Medicare moves the goalposts
On April 7, Medicare officials decided to only cover Biogen's controversial Alzheimer's drug Aduhelm for people enrolled in clinical trials. This decision potentially extends to drugs under development by both Lilly and Roche, which aim to treat Alzheimer's through the same biological target that Biogen's pursuing. Medicare now insists that those drugs can't just act on that target – they have to actually slow the disease's progression. Lilly's previous, early stage clinical trials on its Alzheimer's drug donanemab have missed that mark, which bodes poorly for Lilly's ongoing late-stage trials.
Donanemab has the highest peak sales estimates of any drug in Lilly's pipeline, with Morgan Stanley analysts previously predicting $3 billion in revenue in 2030. Unfortunately, this revenue may shrink if insurance companies decide to limit coverage on their treatment.

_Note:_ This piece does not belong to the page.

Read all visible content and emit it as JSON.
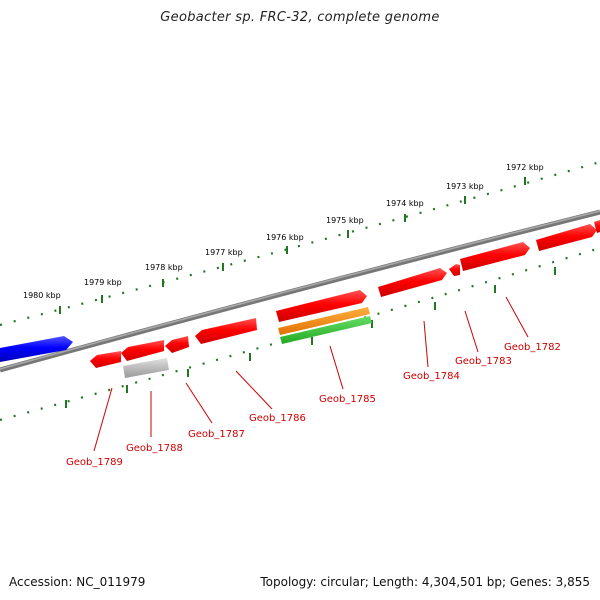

Lilly remains a highly profitable company, and its robust pipeline may compensate for disappointing results in the Alzheimer's space. In fact, the market may already be primed for poor performance there. Lilly's management admitted during its most recent earnings call that it expects low revenue for donanemab through the first half of 2023. Biogen's struggles certainly leave the door open for other treatments if they can demonstrate greater efficacy.
Pricey valuation demands solid pipeline performance
Bolstered by a robust product pipeline and strong recent revenue growth, Lilly's stock has almost tripled over the past three years. Its P/E ratio now stands at 48, well above key pharmaceutical competitors. Within the Alzheimer's space alone, Biogen (BIIB -0.50%) has a P/E of 21 and Roche (RHHBY 0.06%) has a P/E of 22. While Lilly's revenue growth has certainly been strong, averaging about 10% annually over the past three years, it has not significantly outpaced competitors' growth.
Lilly's high P/E suggests the market feels confident about this pharmaceutical stock's overall future growth prospects. Forecasts predict 8% revenue growth in 2023 as Lilly starts to see the effect of bringing their impressive pipeline from late-stage development into the market. However, its longer-term growth prospects do hinge upon the performance of these new treatments in the marketplace.
The final results from donanemab's ongoing clinical trial will not be available until mid–2023, but preliminary readouts should give some indication of performance. To gain the confidence of patients taking the drug, physicians prescribing it, and insurance companies covering it, Lilly's drug must fight Alzheimer's better than Biogen's did.